Quoi d’autre ? Le concept de déconstruction est suggéré par le texte donné à la presse, et bien sûr que ce dernier va comme un gant à « Melancholic Dislocation ». En allant plus loin, on pourrait aussi évoquer celui de l’« image-cristal » avancé par Gilles Deleuze. Mais finalement, une oeuvre qui réussit à intégrer tant d’idées et de philosophies est soit un « Gesamtkunstwerk » d’une génialité jamais vue, soit un fourre-tout. Et ce qui se trouve en ce moment dans le Ratskeller correspond plutôt à la deuxième définition.
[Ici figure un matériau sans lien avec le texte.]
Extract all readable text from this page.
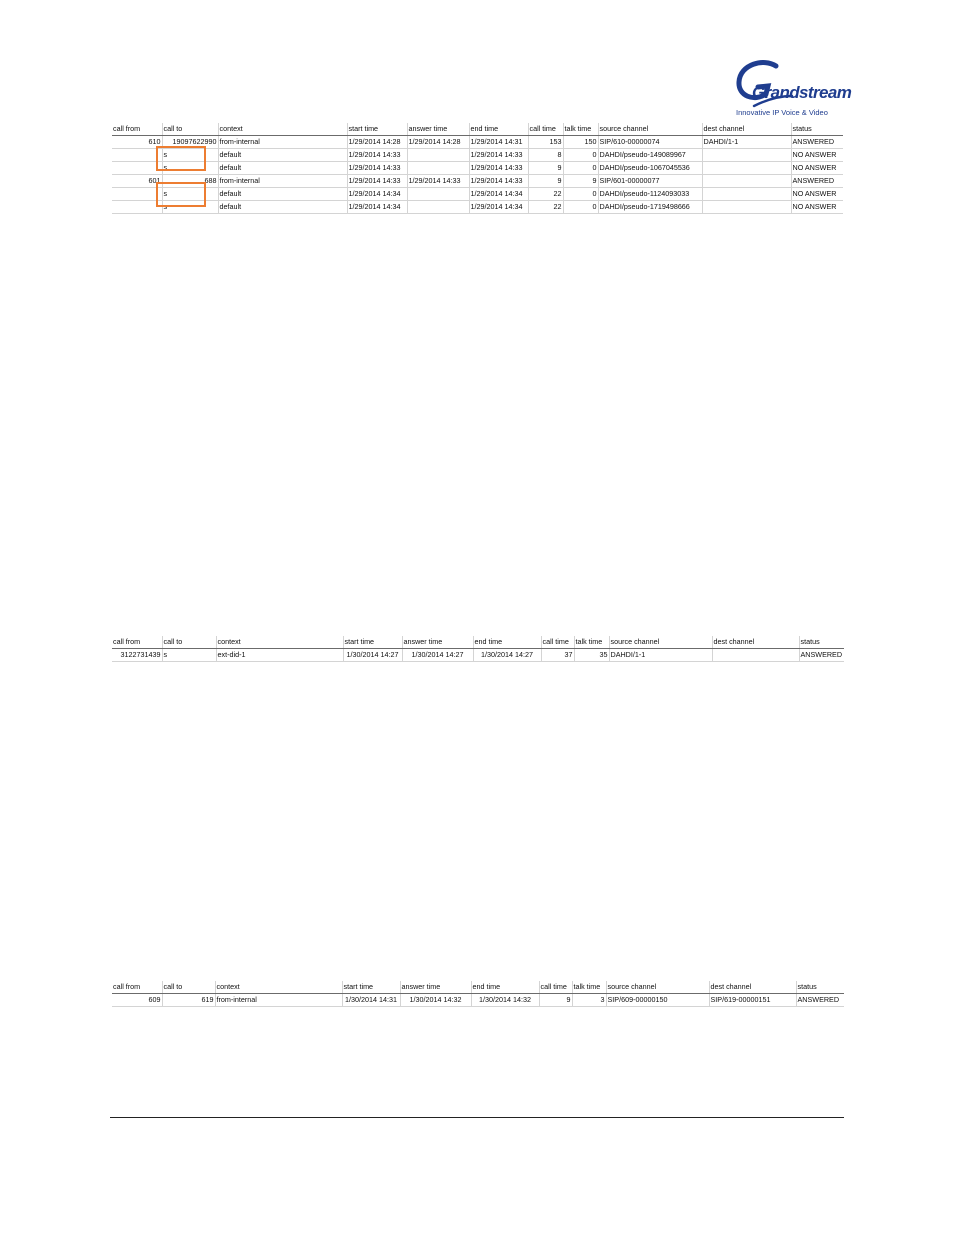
Grandstream
Innovative IP Voice & Video
call from	call to	context	start time	answer time	end time	call time	talk time	source channel	dest channel	status
610	19097622990	from-internal	1/29/2014 14:28	1/29/2014 14:28	1/29/2014 14:31	153	150	SIP/610-00000074	DAHDI/1-1	ANSWERED
	s	default	1/29/2014 14:33		1/29/2014 14:33	8	0	DAHDI/pseudo-149089967		NO ANSWER
	s	default	1/29/2014 14:33		1/29/2014 14:33	9	0	DAHDI/pseudo-1067045536		NO ANSWER
601	688	from-internal	1/29/2014 14:33	1/29/2014 14:33	1/29/2014 14:33	9	9	SIP/601-00000077		ANSWERED
	s	default	1/29/2014 14:34		1/29/2014 14:34	22	0	DAHDI/pseudo-1124093033		NO ANSWER
	s	default	1/29/2014 14:34		1/29/2014 14:34	22	0	DAHDI/pseudo-1719498666		NO ANSWER
call from	call to	context	start time	answer time	end time	call time	talk time	source channel	dest channel	status
3122731439	s	ext-did-1	1/30/2014 14:27	1/30/2014 14:27	1/30/2014 14:27	37	35	DAHDI/1-1		ANSWERED
call from	call to	context	start time	answer time	end time	call time	talk time	source channel	dest channel	status
609	619	from-internal	1/30/2014 14:31	1/30/2014 14:32	1/30/2014 14:32	9	3	SIP/609-00000150	SIP/619-00000151	ANSWERED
Et puis, l’esthétique un peu vieillotte de la chaise fondue par exemple semble sortie tout droit d’un tableau du surréaliste Salvador Dalí, les explosions de couleurs en moins. Inutile de compter les fois où, dans l’art moderne et contemporain, des artistes se sont amusés à déformer des jalousies ou à faire des trous dans du papier mural pour exprimer les distorsions de l’espace-temps et tout le paquet de métaphores qui va avec.

Si « Melancholic Dislocation » est symptomatique de quelque chose, c’est que cette installation donne une image fidèle de la vacuité d’une certaine façon très bourgeoise de voir la commande artistique. On paie des artistes connus pour réaménager un espace public, sans vraiment avoir une vision du but à atteindre. C’est argent contre art – point à la ligne.

Cela fait-il de Martine Feipel et de Jean Bechameil de mauvais artistes ? Non, pas vraiment, si l’on considère que chaque artiste a besoin de l’argent des commandes pour vivre, surtout en ces temps de disette. Finalement, ils n’ont fait que refléter le vide conceptuel entretenu par leur commanditaire.

Au Ratskeller du Cercle Cité, jusqu’au 8 mars.